As I stated above, this is not about making this a contest or diminishing what women dealing with breast cancer are dealing with. But unlike Ms. Jolie, who can now move forward with her life because she was able to take advantage of expensive progressive treatment options and afford the expensive ($3,000) test to help her decide how to treat herself, those of us with IC have to continue to live with our disease for the rest of our lives - unless there is a major breakthrough in research very soon!
Most IC patients do not have these options. Many don't have a supportive spouse who can afford to take off work whenever they want to be by their wife's side during surgeries and countless doctor appointments. Even if they do have a supportive spouse who would gladly do so, most are unable because they can't take the time off from work! As Ms. Jolie writes, it was 3 months of surgeries and she's done. How many of us wish our treatment took 3 months and we'd be all done? I've endured 13 surgeries in 12 years since being diagnosed with IC and I know the millions of IC patients suffering every day have similar stories to tell.
To me, this is the epitome of bravery. Learning to cope with never ending pain and chronic disease is, to me, the bravest thing any of us do. And most of us don't give ourselves enough credit for it! We should! Never giving up; researching everything we can to find good treatment options for ourselves. Learning to be our own best advocates. Supporting the ICA who fights tirelessly for IC funding, awareness and medical and patient education. These people deserve to be acknowledged for their Bravery in my opinion!

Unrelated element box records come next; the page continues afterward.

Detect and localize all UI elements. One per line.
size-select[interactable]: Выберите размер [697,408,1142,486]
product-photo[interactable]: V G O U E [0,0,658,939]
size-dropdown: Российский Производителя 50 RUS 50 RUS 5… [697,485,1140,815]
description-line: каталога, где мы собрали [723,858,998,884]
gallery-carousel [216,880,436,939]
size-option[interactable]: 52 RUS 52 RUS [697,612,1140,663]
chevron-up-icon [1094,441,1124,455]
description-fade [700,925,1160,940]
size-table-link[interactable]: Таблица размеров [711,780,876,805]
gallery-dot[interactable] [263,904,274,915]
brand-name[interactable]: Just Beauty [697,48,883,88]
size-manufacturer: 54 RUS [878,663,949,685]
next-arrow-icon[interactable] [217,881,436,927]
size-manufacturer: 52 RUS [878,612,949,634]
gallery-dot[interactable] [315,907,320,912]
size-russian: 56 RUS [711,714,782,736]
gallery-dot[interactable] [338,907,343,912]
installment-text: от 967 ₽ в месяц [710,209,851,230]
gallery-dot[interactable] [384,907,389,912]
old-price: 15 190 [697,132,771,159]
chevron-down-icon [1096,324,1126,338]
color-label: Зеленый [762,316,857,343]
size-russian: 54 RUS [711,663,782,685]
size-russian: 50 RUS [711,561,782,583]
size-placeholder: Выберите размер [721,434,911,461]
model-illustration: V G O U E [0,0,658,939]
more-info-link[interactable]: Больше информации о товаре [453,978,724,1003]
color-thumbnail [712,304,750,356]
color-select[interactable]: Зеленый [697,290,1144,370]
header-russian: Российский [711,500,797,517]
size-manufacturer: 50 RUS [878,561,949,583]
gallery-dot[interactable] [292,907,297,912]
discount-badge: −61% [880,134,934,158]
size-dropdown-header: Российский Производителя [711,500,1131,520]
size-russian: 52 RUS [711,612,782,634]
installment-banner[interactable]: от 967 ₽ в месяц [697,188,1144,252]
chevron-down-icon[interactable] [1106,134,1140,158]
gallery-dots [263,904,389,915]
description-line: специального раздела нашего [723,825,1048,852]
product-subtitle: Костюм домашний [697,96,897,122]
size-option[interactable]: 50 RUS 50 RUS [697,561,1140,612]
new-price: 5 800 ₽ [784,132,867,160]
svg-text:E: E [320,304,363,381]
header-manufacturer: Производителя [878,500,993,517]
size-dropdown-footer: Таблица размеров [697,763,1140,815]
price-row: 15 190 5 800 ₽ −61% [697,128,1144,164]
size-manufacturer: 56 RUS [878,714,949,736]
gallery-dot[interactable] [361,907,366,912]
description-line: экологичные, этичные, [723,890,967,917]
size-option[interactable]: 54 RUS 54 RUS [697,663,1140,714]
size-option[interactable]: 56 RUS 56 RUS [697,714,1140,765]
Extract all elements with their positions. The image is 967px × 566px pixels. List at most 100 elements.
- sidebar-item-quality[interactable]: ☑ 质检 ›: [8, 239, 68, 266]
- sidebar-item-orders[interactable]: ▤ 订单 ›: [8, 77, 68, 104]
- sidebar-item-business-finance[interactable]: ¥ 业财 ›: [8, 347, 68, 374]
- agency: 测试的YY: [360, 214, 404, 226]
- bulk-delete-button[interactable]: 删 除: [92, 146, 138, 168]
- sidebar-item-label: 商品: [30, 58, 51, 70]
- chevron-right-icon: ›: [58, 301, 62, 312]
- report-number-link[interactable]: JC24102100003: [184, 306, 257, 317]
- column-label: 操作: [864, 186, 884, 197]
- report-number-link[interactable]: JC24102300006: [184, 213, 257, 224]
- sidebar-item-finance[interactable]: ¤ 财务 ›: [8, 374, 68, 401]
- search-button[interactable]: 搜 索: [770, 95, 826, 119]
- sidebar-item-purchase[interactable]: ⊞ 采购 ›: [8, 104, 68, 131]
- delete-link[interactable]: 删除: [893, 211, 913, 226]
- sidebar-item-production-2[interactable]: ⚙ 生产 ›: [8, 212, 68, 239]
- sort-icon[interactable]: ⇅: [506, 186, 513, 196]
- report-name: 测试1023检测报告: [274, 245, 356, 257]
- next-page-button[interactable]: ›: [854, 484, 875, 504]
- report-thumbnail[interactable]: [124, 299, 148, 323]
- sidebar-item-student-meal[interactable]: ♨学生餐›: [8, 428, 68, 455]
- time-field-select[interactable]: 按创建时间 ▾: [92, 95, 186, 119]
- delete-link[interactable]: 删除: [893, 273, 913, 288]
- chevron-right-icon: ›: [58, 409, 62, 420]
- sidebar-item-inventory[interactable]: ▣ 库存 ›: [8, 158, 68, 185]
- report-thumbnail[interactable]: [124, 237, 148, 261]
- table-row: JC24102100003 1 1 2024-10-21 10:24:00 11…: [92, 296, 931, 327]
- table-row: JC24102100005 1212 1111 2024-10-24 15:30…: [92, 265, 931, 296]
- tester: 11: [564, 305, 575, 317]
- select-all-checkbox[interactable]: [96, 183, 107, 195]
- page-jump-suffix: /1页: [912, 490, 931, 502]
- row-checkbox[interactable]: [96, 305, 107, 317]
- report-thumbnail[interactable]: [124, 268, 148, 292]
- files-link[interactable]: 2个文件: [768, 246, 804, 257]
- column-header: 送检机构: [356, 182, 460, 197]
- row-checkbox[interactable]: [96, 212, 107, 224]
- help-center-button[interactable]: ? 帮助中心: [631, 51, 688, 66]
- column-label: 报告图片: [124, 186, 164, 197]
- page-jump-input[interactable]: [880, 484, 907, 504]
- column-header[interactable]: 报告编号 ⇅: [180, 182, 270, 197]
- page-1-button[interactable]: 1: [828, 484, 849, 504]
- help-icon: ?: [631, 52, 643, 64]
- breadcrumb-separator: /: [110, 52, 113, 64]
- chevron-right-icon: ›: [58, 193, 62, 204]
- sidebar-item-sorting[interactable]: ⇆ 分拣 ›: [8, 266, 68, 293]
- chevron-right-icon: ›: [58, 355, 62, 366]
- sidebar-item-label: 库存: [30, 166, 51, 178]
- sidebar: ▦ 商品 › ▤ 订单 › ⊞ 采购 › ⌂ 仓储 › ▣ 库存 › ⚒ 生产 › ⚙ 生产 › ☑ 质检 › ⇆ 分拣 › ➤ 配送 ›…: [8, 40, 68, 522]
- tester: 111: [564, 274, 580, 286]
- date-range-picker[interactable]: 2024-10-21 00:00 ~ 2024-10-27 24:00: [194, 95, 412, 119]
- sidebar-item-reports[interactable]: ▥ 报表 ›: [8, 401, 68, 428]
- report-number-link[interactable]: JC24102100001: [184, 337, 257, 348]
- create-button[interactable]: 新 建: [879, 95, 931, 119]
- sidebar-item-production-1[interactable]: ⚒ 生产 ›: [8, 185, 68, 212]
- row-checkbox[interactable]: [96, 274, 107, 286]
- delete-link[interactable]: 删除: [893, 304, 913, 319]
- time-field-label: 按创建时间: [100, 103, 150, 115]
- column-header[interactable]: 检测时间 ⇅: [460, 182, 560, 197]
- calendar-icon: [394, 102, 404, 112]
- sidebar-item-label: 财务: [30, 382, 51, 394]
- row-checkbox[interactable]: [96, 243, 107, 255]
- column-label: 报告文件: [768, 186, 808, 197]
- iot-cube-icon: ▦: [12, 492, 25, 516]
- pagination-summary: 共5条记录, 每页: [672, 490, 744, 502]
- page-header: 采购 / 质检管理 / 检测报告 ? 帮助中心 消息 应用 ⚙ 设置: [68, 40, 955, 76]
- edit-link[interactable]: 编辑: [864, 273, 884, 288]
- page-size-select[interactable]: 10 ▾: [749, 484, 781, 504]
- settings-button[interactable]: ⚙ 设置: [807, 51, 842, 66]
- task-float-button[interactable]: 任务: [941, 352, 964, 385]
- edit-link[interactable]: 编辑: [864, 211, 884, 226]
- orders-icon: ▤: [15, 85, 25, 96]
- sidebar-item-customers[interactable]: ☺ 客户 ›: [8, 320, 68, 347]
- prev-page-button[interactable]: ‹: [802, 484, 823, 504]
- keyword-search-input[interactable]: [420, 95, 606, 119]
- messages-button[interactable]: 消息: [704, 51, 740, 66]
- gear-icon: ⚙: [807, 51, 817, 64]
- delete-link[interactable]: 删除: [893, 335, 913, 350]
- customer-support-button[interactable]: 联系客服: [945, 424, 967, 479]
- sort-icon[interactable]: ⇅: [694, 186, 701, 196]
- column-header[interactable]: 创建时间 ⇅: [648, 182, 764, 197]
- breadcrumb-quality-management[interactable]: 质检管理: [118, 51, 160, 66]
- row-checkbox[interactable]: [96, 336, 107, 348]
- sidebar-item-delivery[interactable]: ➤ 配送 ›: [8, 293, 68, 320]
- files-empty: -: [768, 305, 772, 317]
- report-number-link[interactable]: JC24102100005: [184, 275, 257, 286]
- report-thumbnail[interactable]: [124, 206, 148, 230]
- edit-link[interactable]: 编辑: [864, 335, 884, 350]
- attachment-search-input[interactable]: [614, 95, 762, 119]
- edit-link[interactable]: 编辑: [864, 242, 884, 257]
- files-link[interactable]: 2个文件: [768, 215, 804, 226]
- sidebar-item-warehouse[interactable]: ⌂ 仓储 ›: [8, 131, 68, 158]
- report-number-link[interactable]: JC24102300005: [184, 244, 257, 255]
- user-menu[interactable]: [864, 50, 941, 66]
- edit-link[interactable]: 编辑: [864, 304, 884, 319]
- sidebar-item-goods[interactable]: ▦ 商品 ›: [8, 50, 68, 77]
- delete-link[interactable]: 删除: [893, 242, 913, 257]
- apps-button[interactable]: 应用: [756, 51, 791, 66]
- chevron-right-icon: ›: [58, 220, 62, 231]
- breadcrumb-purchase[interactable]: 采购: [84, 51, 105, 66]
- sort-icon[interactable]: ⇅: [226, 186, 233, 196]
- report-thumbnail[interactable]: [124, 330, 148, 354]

But nobody is writing about IC. We don't have an "A-list" celebrity that has IC that will come forward and speak out about it. We don't have any high profile doctors, celebrities or health organizations getting out there and raising awareness like Ms. Jolie and all the female celebrities who have spoken out about their battle with breast cancer. To see all these people speaking out it would lead you to believe there are are more women fighting breast cancer than any other health condition and that would be wrong. Heart disease is the number one killer of women in this country but it now has the "Go Red" campaign with lots of celebrities joining that bandwagon to spread the word. About 600,000 people die of heart disease in the United States every year–that’s 1 in every 4 deaths. But heart disease IS preventable! These numbers don't have to be this high; medicine KNOWS how to prevent heart disease. That mystery has been unlocked.
So, again, compare that number to the millions suffering on a daily basis with Interstitial Cystitis. We don't know what causes it. We don't have a cure. And we don't have sufficient treatments. We number in the millions and we don't have the money pouring in for research like breast cancer and heart disease, yet we far outnumber people fighting those diseases. The ICA was on Capitol Hill last week lobbying Congress to restore research funding to the NIH for IC research! But compared to the money pouring in for breast cancer research, we are the "ugly stepchild" by comparison with the ICA fighting tirelessly (thank you ICA) to get what research funding crumbs we can to help unlock the mystery that is IC!
So, here's to every single IC patient out there that is fighting their battle with IC and associated conditions, not knowing when or how or if we will ever see the level of relief that will give us the quality of life Ms. Jolie now has. You are my IC Warriors and you are BRAVE!